Es sind nicht nur die historischen Verbrechen an den Juden (auch lange vor 1933), deretwegen deutsche Politiker vielleicht nicht ganz so laut die jüdische Traditions-Pauke schlagen sollten. Auch aktuell sieht’s nicht prickelnd aus. So fanden etwa 2016 noch zehn Prozent der Deutschen, dass der Einfluss der Juden auf die Welt zu groß sei. Die Dunkelziffer dürfte deutlich höher sein.
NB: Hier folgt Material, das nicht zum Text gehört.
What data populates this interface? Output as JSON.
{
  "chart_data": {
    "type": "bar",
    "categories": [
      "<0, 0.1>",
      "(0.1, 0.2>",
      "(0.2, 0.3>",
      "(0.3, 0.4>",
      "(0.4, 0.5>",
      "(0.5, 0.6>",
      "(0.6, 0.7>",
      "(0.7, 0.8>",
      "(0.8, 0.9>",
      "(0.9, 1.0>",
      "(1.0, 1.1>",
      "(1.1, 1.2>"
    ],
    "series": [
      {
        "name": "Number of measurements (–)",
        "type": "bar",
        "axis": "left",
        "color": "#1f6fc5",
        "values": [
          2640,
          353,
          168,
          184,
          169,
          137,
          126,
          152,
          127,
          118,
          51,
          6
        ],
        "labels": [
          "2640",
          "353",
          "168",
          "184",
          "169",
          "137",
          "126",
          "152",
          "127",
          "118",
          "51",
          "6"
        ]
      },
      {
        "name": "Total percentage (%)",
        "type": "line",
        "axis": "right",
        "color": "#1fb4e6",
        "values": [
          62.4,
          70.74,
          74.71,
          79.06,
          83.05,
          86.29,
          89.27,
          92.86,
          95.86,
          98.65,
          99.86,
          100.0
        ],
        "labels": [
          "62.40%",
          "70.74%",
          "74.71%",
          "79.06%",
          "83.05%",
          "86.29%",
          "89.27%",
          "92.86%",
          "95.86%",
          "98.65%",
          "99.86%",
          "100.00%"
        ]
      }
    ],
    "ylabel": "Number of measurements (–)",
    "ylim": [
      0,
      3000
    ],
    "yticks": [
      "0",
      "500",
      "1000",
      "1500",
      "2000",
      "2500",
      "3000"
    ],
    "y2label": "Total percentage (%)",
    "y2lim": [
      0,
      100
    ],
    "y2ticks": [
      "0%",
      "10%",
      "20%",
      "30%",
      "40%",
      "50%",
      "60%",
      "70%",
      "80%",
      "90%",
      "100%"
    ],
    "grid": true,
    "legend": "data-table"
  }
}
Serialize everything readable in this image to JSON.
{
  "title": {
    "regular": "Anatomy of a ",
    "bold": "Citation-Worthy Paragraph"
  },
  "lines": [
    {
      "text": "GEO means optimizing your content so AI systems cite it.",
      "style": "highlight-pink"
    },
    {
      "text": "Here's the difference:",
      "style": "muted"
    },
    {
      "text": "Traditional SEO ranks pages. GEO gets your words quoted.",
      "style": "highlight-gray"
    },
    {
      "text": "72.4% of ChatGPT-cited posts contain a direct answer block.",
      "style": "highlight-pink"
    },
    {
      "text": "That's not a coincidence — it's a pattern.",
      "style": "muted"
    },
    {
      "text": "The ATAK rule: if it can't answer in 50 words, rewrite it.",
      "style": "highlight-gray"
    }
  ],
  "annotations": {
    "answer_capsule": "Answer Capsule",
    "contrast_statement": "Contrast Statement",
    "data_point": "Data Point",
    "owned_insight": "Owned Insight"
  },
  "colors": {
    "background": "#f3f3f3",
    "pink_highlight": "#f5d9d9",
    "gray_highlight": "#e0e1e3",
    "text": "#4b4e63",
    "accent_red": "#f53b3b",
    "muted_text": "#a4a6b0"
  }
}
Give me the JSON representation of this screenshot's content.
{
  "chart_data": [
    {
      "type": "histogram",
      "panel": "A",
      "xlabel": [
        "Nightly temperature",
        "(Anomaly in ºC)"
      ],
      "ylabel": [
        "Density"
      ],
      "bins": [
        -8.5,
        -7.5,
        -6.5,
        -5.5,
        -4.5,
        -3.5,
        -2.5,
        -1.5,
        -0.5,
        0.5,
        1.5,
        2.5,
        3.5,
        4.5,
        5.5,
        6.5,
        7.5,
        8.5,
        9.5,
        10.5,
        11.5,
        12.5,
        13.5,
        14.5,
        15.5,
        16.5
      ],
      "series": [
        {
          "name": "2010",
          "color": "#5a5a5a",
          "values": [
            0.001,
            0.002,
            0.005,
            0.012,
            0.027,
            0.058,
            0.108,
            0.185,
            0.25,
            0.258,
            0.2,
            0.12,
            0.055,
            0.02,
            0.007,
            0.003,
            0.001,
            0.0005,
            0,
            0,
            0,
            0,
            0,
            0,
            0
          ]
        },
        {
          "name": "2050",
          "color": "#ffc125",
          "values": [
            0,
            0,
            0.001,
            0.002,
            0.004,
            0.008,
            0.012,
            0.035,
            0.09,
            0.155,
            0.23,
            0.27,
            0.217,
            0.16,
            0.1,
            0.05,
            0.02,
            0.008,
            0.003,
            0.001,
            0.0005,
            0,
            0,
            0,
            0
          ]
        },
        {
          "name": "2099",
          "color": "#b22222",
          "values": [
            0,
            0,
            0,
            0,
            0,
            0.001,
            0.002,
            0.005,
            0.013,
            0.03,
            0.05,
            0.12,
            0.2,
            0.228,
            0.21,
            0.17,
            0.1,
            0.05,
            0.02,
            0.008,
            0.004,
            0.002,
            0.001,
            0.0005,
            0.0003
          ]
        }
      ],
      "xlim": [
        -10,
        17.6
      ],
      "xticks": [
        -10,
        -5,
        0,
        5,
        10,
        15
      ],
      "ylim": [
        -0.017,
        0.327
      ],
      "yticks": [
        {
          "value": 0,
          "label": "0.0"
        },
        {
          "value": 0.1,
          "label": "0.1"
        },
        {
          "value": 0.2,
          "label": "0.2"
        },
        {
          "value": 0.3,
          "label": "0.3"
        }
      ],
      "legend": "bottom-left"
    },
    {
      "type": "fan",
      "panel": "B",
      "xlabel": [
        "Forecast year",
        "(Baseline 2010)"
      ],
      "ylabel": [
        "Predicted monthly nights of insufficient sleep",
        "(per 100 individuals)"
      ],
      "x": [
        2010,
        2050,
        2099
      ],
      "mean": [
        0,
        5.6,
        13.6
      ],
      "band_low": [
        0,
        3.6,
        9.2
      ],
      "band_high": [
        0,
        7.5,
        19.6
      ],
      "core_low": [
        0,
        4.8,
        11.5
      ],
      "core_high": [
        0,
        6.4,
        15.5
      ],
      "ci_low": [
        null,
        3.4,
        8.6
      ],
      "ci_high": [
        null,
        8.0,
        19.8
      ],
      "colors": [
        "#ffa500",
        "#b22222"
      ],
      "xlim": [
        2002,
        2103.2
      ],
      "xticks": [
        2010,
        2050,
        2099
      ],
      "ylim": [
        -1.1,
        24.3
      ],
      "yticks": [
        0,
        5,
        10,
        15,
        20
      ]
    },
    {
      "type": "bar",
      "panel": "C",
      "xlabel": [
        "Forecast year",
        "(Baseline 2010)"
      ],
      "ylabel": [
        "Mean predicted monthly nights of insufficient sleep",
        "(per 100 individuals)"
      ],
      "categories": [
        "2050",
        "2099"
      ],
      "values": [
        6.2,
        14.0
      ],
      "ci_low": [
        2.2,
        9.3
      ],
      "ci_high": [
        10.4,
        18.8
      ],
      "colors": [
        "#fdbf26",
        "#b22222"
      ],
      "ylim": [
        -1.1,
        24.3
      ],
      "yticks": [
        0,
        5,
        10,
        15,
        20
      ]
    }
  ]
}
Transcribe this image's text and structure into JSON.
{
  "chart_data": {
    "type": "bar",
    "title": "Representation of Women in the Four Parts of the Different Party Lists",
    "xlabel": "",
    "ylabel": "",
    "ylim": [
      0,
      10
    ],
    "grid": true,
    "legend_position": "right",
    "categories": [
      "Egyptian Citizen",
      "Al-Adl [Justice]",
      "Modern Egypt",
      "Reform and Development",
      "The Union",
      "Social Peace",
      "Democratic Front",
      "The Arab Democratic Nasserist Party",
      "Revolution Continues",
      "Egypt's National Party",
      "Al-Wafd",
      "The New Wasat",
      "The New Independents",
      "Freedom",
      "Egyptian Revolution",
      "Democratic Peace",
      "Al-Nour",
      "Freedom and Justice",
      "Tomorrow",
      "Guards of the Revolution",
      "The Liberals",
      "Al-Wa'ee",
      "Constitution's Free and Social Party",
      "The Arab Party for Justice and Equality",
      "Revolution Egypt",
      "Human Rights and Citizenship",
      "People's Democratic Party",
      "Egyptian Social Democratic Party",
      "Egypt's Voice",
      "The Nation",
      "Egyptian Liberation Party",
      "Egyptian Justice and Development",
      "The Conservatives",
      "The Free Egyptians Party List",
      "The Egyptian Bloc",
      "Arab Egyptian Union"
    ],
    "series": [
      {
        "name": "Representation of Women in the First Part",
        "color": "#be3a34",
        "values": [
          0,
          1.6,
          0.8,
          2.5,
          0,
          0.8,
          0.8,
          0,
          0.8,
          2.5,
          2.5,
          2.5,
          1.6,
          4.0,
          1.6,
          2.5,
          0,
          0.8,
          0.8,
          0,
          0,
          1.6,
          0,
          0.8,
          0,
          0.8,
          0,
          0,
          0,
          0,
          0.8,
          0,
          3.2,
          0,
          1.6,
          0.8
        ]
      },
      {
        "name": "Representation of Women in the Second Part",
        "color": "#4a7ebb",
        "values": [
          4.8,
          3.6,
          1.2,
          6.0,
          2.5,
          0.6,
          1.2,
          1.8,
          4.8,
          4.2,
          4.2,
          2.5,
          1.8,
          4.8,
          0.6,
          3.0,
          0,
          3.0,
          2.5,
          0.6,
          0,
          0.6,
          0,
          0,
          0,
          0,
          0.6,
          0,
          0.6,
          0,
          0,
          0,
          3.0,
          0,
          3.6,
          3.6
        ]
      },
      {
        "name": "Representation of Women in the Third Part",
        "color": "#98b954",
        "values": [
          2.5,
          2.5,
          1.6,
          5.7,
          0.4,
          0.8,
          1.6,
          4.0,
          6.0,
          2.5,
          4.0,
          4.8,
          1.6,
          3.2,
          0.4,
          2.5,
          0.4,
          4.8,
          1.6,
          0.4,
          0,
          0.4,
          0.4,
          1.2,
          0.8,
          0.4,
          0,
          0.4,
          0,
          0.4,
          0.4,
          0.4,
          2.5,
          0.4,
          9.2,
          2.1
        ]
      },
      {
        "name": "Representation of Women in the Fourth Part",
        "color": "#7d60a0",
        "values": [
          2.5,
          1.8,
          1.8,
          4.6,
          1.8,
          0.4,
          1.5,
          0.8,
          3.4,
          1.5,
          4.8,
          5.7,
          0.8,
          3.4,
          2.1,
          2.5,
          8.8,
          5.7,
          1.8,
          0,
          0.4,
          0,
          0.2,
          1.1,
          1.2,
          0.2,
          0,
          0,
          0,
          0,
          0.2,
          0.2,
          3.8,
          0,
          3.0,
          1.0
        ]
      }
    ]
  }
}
Seit ein paar Jahren wird beim Thema Antisemitismus aber gern auf Migranten (oftmals gleichbedeutend mit Muslimen) verwiesen. Diese seien verantwortlich für den Judenhass. Ein kurzer Blick in die Kriminalstatistik straft solche Behauptungen Lügen. Im ersten Halbjahr 2017 etwa wurden 681 antisemitische Straftaten erfasst. Ganze 93 Prozent davon (632 von 681 Delikten) wurden von Rechtsextremen begangen. Die angebliche „jüdische Tradition“, die man als Bollwerk gegen den Islam in Stellung bringt, ist heuchlerischer Unsinn.

Bleibt das Christentum. Dass dort, wo am lautesten gegen den Islam gepöbelt wird, die wenigsten Christen wohnen – geschenkt. Dass der Papst nach Lampedusa fährt und Flüchtlinge um Verzeihung für die allgemeine Ignoranz bittet – ignoriert. Dass wir an Weihnachten einen roten Clown und zu Ostern einen Hasen feiern – who cares?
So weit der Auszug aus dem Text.